"There was a profound behavioral effect of the treatment, even after it 'washed out' of the system," Dr. Eckman notes. "This shows that the treatment affects the underlying pathology."
Several previous studies point to the possibility that drugs like pramipexole and ropinirole might modify the course of PD, but this effect is difficult to test and has never been proven, says Dr. Eckman. While these drugs are useful in treating the symptoms of PD, they have not been designed to prompt development of new neurons, he adds. Altering how the current drugs work or developing new compounds to enhance neurogenesis could provide an entirely new avenue for treating this disease.

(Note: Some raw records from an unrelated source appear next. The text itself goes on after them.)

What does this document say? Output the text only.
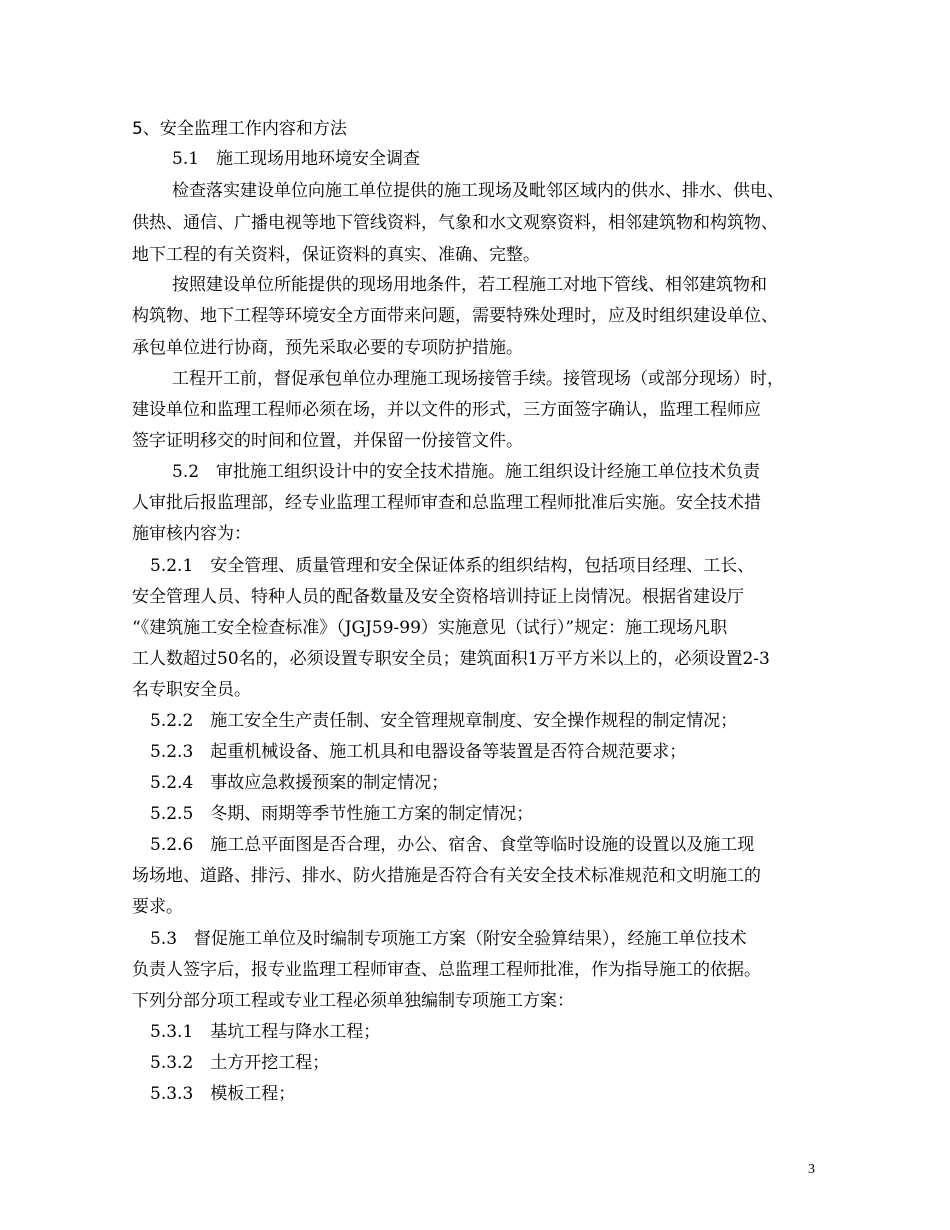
5、安全监理工作内容和方法
5.1　施工现场用地环境安全调查
检查落实建设单位向施工单位提供的施工现场及毗邻区域内的供水、排水、供电、
供热、通信、广播电视等地下管线资料，气象和水文观察资料，相邻建筑物和构筑物、
地下工程的有关资料，保证资料的真实、准确、完整。
按照建设单位所能提供的现场用地条件，若工程施工对地下管线、相邻建筑物和
构筑物、地下工程等环境安全方面带来问题，需要特殊处理时，应及时组织建设单位、
承包单位进行协商，预先采取必要的专项防护措施。
工程开工前，督促承包单位办理施工现场接管手续。接管现场（或部分现场）时，
建设单位和监理工程师必须在场，并以文件的形式，三方面签字确认，监理工程师应
签字证明移交的时间和位置，并保留一份接管文件。
5.2　审批施工组织设计中的安全技术措施。施工组织设计经施工单位技术负责
人审批后报监理部，经专业监理工程师审查和总监理工程师批准后实施。安全技术措
施审核内容为：
5.2.1　安全管理、质量管理和安全保证体系的组织结构，包括项目经理、工长、
安全管理人员、特种人员的配备数量及安全资格培训持证上岗情况。根据省建设厅
“《建筑施工安全检查标准》（JGJ59-99）实施意见（试行）”规定：施工现场凡职
工人数超过50名的，必须设置专职安全员；建筑面积1万平方米以上的，必须设置2-3
名专职安全员。
5.2.2　施工安全生产责任制、安全管理规章制度、安全操作规程的制定情况；
5.2.3　起重机械设备、施工机具和电器设备等装置是否符合规范要求；
5.2.4　事故应急救援预案的制定情况；
5.2.5　冬期、雨期等季节性施工方案的制定情况；
5.2.6　施工总平面图是否合理，办公、宿舍、食堂等临时设施的设置以及施工现
场场地、道路、排污、排水、防火措施是否符合有关安全技术标准规范和文明施工的
要求。
5.3　督促施工单位及时编制专项施工方案（附安全验算结果），经施工单位技术
负责人签字后，报专业监理工程师审查、总监理工程师批准，作为指导施工的依据。
下列分部分项工程或专业工程必须单独编制专项施工方案：
5.3.1　基坑工程与降水工程；
5.3.2　土方开挖工程；
5.3.3　模板工程；
3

"These findings are very exciting for several reasons. Being able to stimulate endogenous stem cells in patients would alleviate the need for transplantation of engineered cells, and as a drug therapy, it would be also easy to administer to patients. Moreover, given that similar drugs exist, medicinal chemistry to maximize this effect could be achieved quickly," says Diane Murphy, Ph.D., the NINDS program director for the grant that funded this research.
Dr. Eckman and Dr. Van Kampen are now looking at how different doses of pramipexole and similar drugs affect neurogenesis. Once they identify the most effective doses in animals, researchers might be able to test comparable doses in humans. They are also carrying out experiments to learn if using drugs that act on other kinds of receptors might stimulate neurogenesis in Alzheimer's disease and other neurodegenerative diseases.